Of course, the next question is what is required for a "valid" liquidated damages provision. Although Civil Code section 1677 applies to the sale of real estate, it is helpful because it provides that a liquidated damages clause is invalid unless the provision (a) is separately signed or initialed by each party and (b) it is set out in 10 points bold font, or in 8 points red font.
During the last economic crisis, the California Court of Appeal addressed this topic in a case known as Kuish v. Smith (2010) 181 Cal.App.4th 1419. There, a plaintiff offered to buy the defendants' house in Laguna Beach for $14 million as part of a written sale agreement that required the plaintiff to make two "non-refundable" deposits totaling $600,000, before later backing out. Instead, the defendants sold the home to another buyer, and kept the $620,000 "non-refundable deposit."
After trial, the Court ruled in favor of the defendants finding that the "non-refundable deposit" was not a "forfeiture" because it constituted "separate and additional consideration for extending the time and length [of] keeping escrow open for nine months." The plaintiff appealed.
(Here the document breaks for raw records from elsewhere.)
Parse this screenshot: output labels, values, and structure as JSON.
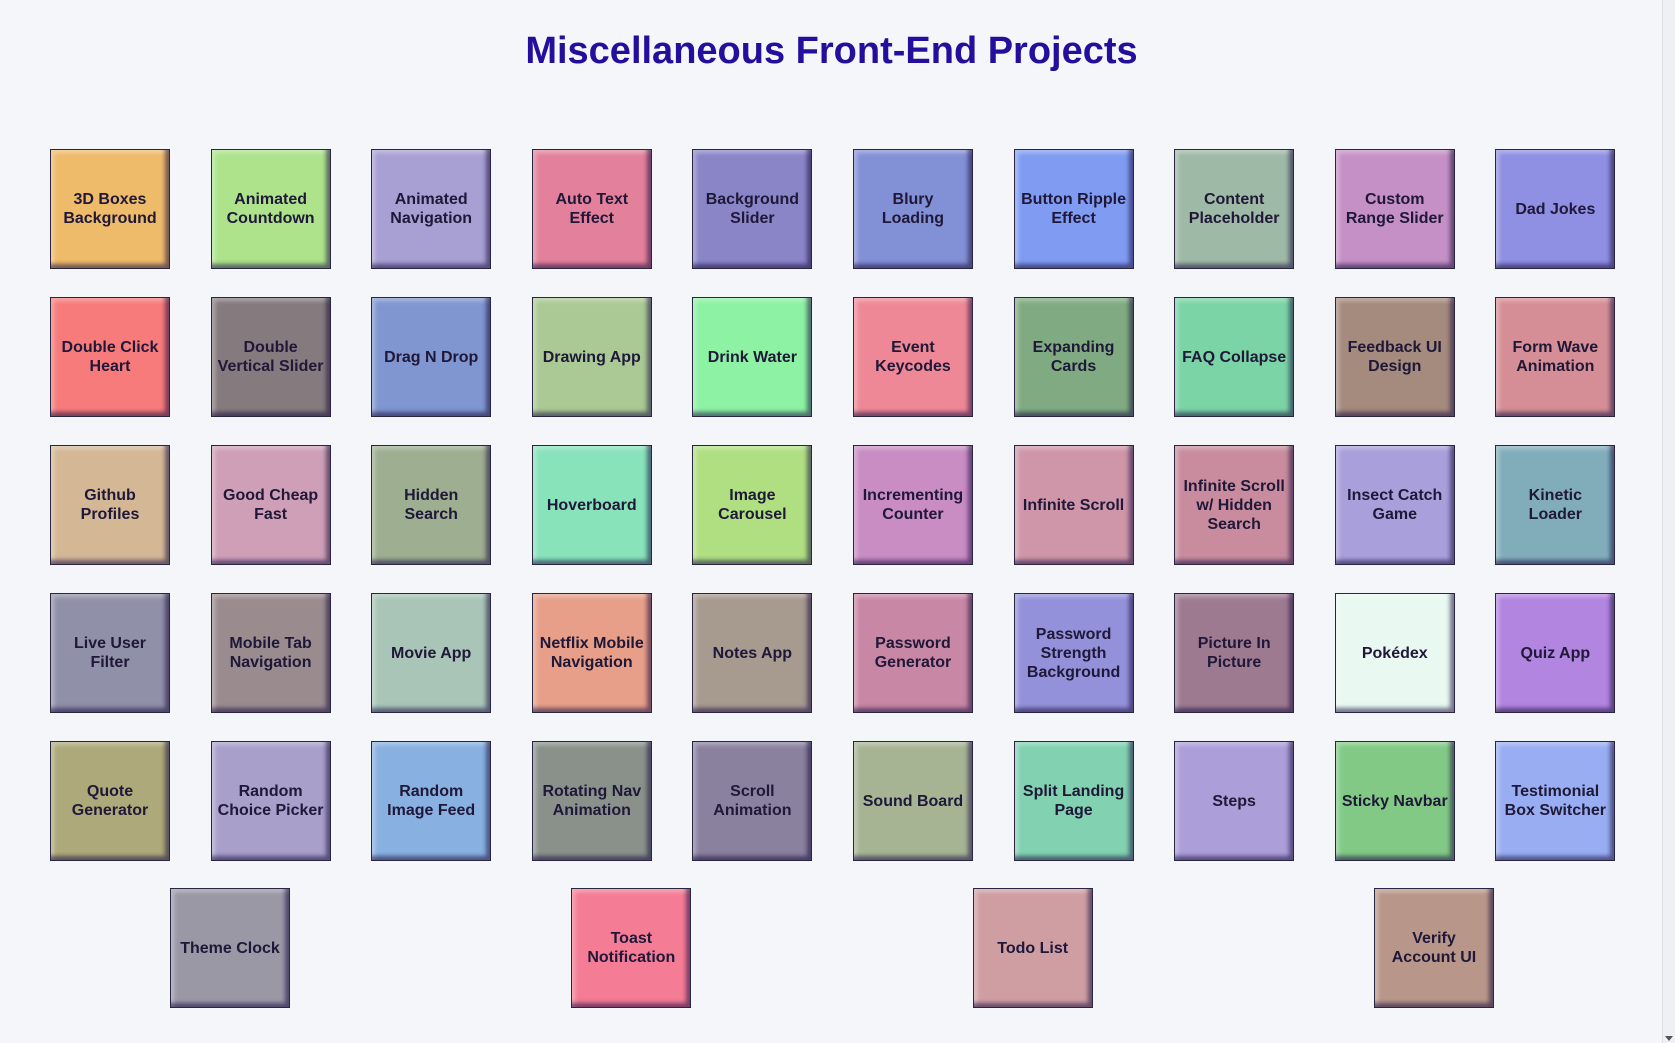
{
  "page": {
    "title": "Miscellaneous Front-End Projects"
  },
  "projects": [
    {
      "label": "3D Boxes Background",
      "color": "#eebb6a"
    },
    {
      "label": "Animated Countdown",
      "color": "#aee38c"
    },
    {
      "label": "Animated Navigation",
      "color": "#a89fd3"
    },
    {
      "label": "Auto Text Effect",
      "color": "#e3809b"
    },
    {
      "label": "Background Slider",
      "color": "#8a85c7"
    },
    {
      "label": "Blury Loading",
      "color": "#8290d6"
    },
    {
      "label": "Button Ripple Effect",
      "color": "#7f9cf2"
    },
    {
      "label": "Content Placeholder",
      "color": "#9eb9a5"
    },
    {
      "label": "Custom Range Slider",
      "color": "#c590c5"
    },
    {
      "label": "Dad Jokes",
      "color": "#8f8fe3"
    },
    {
      "label": "Double Click Heart",
      "color": "#f77b7b"
    },
    {
      "label": "Double Vertical Slider",
      "color": "#857b7e"
    },
    {
      "label": "Drag N Drop",
      "color": "#8096d0"
    },
    {
      "label": "Drawing App",
      "color": "#aac994"
    },
    {
      "label": "Drink Water",
      "color": "#8df2a4"
    },
    {
      "label": "Event Keycodes",
      "color": "#ef8896"
    },
    {
      "label": "Expanding Cards",
      "color": "#80ab82"
    },
    {
      "label": "FAQ Collapse",
      "color": "#7bd4a5"
    },
    {
      "label": "Feedback UI Design",
      "color": "#a58a7e"
    },
    {
      "label": "Form Wave Animation",
      "color": "#d58e95"
    },
    {
      "label": "Github Profiles",
      "color": "#d4b896"
    },
    {
      "label": "Good Cheap Fast",
      "color": "#cf9eb7"
    },
    {
      "label": "Hidden Search",
      "color": "#9dae91"
    },
    {
      "label": "Hoverboard",
      "color": "#88e3bb"
    },
    {
      "label": "Image Carousel",
      "color": "#b0df82"
    },
    {
      "label": "Incrementing Counter",
      "color": "#c98cc3"
    },
    {
      "label": "Infinite Scroll",
      "color": "#cf95a8"
    },
    {
      "label": "Infinite Scroll w/ Hidden Search",
      "color": "#c98c9e"
    },
    {
      "label": "Insect Catch Game",
      "color": "#a99fda"
    },
    {
      "label": "Kinetic Loader",
      "color": "#81adbb"
    },
    {
      "label": "Live User Filter",
      "color": "#9090a8"
    },
    {
      "label": "Mobile Tab Navigation",
      "color": "#9a8b8e"
    },
    {
      "label": "Movie App",
      "color": "#a8c5b7"
    },
    {
      "label": "Netflix Mobile Navigation",
      "color": "#e79f89"
    },
    {
      "label": "Notes App",
      "color": "#a79a8f"
    },
    {
      "label": "Password Generator",
      "color": "#c887a4"
    },
    {
      "label": "Password Strength Background",
      "color": "#9391d9"
    },
    {
      "label": "Picture In Picture",
      "color": "#9d7a90"
    },
    {
      "label": "Pokédex",
      "color": "#e9f8f1"
    },
    {
      "label": "Quiz App",
      "color": "#b285e0"
    },
    {
      "label": "Quote Generator",
      "color": "#ada97a"
    },
    {
      "label": "Random Choice Picker",
      "color": "#a89fcb"
    },
    {
      "label": "Random Image Feed",
      "color": "#88b0e0"
    },
    {
      "label": "Rotating Nav Animation",
      "color": "#8a918b"
    },
    {
      "label": "Scroll Animation",
      "color": "#8a819e"
    },
    {
      "label": "Sound Board",
      "color": "#a7b494"
    },
    {
      "label": "Split Landing Page",
      "color": "#82d1b1"
    },
    {
      "label": "Steps",
      "color": "#ac9ed8"
    },
    {
      "label": "Sticky Navbar",
      "color": "#82c986"
    },
    {
      "label": "Testimonial Box Switcher",
      "color": "#99aef2"
    }
  ],
  "last_row": [
    {
      "label": "Theme Clock",
      "color": "#9b98a6"
    },
    {
      "label": "Toast Notification",
      "color": "#f47c95"
    },
    {
      "label": "Todo List",
      "color": "#cf9ea3"
    },
    {
      "label": "Verify Account UI",
      "color": "#b8978a"
    }
  ]
}
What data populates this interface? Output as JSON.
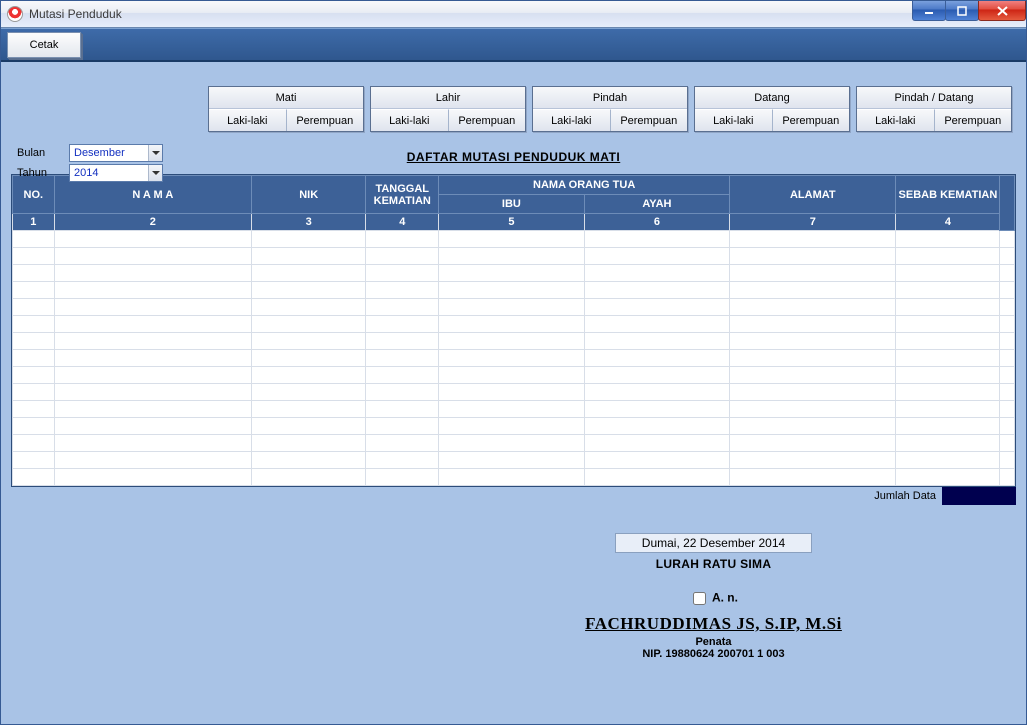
{
  "window": {
    "title": "Mutasi Penduduk"
  },
  "toolbar": {
    "cetak": "Cetak"
  },
  "categories": [
    {
      "title": "Mati",
      "sub": [
        "Laki-laki",
        "Perempuan"
      ]
    },
    {
      "title": "Lahir",
      "sub": [
        "Laki-laki",
        "Perempuan"
      ]
    },
    {
      "title": "Pindah",
      "sub": [
        "Laki-laki",
        "Perempuan"
      ]
    },
    {
      "title": "Datang",
      "sub": [
        "Laki-laki",
        "Perempuan"
      ]
    },
    {
      "title": "Pindah / Datang",
      "sub": [
        "Laki-laki",
        "Perempuan"
      ]
    }
  ],
  "filters": {
    "bulan_label": "Bulan",
    "bulan_value": "Desember",
    "tahun_label": "Tahun",
    "tahun_value": "2014"
  },
  "page_title": "DAFTAR MUTASI PENDUDUK MATI",
  "table": {
    "headers": {
      "no": "NO.",
      "nama": "N A M A",
      "nik": "NIK",
      "tgl": "TANGGAL KEMATIAN",
      "ortu": "NAMA ORANG TUA",
      "ibu": "IBU",
      "ayah": "AYAH",
      "alamat": "ALAMAT",
      "sebab": "SEBAB KEMATIAN"
    },
    "col_numbers": [
      "1",
      "2",
      "3",
      "4",
      "5",
      "6",
      "7",
      "4"
    ]
  },
  "footer": {
    "jumlah_label": "Jumlah Data",
    "jumlah_value": "",
    "tempat_tanggal": "Dumai, 22 Desember 2014",
    "jabatan": "LURAH RATU SIMA",
    "an_label": "A. n.",
    "signer": "FACHRUDDIMAS JS, S.IP, M.Si",
    "rank": "Penata",
    "nip": "NIP. 19880624 200701 1 003"
  }
}
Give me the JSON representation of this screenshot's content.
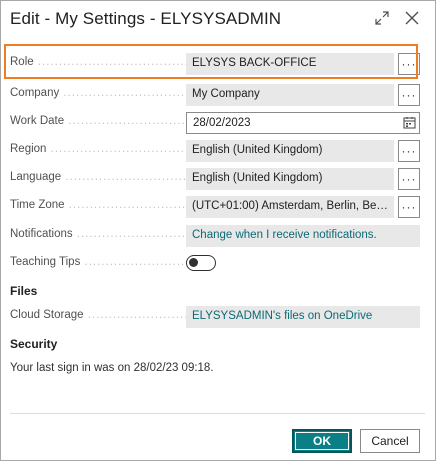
{
  "dialog": {
    "title": "Edit - My Settings - ELYSYSADMIN",
    "expand_icon": "expand-diagonal-arrows",
    "close_icon": "close-x"
  },
  "fields": {
    "role": {
      "label": "Role",
      "value": "ELYSYS BACK-OFFICE",
      "assist": "···"
    },
    "company": {
      "label": "Company",
      "value": "My Company",
      "assist": "···"
    },
    "work_date": {
      "label": "Work Date",
      "value": "28/02/2023",
      "icon": "calendar-icon"
    },
    "region": {
      "label": "Region",
      "value": "English (United Kingdom)",
      "assist": "···"
    },
    "language": {
      "label": "Language",
      "value": "English (United Kingdom)",
      "assist": "···"
    },
    "time_zone": {
      "label": "Time Zone",
      "value": "(UTC+01:00) Amsterdam, Berlin, Bern, Ro...",
      "assist": "···"
    },
    "notifications": {
      "label": "Notifications",
      "value": "Change when I receive notifications."
    },
    "teaching_tips": {
      "label": "Teaching Tips",
      "state": "off"
    }
  },
  "files": {
    "heading": "Files",
    "cloud_storage": {
      "label": "Cloud Storage",
      "value": "ELYSYSADMIN's files on OneDrive"
    }
  },
  "security": {
    "heading": "Security",
    "last_sign_in": "Your last sign in was on 28/02/23 09:18."
  },
  "buttons": {
    "ok": "OK",
    "cancel": "Cancel"
  },
  "colors": {
    "accent": "#0b7f86",
    "highlight": "#f07d1f",
    "link": "#0b6a75"
  }
}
The Appellate Court reversed, finding that the deposit would have been non-refundable in a falling market only to the extent that the defendants were able to show damages under Civil Code section 3307. (Kuish, 181 Cal.App.4th at 1429.) The Court of Appeal quoted liberally from Freedman v. St. Matthias Parish, 37 Cal.2d 16, 22, which noted that "A penalty need not take the form of a stipulated fixed sum; any provision by which money or property would be forfeited without regard to the actual damage suffered would be an unenforceable penalty. Such penalties cannot reasonably be justified as punishment for one who willfully breaches his contract." (Kuish, 181 Cal.App.4th at 1427.) The Appellate Court concluded that to "construe the term 'non-refundable' as establishing defendants' entitlement to the full deposit without regard to the actual damages would essentially create a liquidated damages provision." (Id. at 1429.) Thus, Kuish illustrates that a non-refundable deposit may be retained to compensate a party for a breach where the evidence supports that amount as damages, but not in an amount exceeding those damages.
In the midst of the current Coronavirus pandemic, parties to contracts of all shapes and sizes would benefit from keeping this in mind.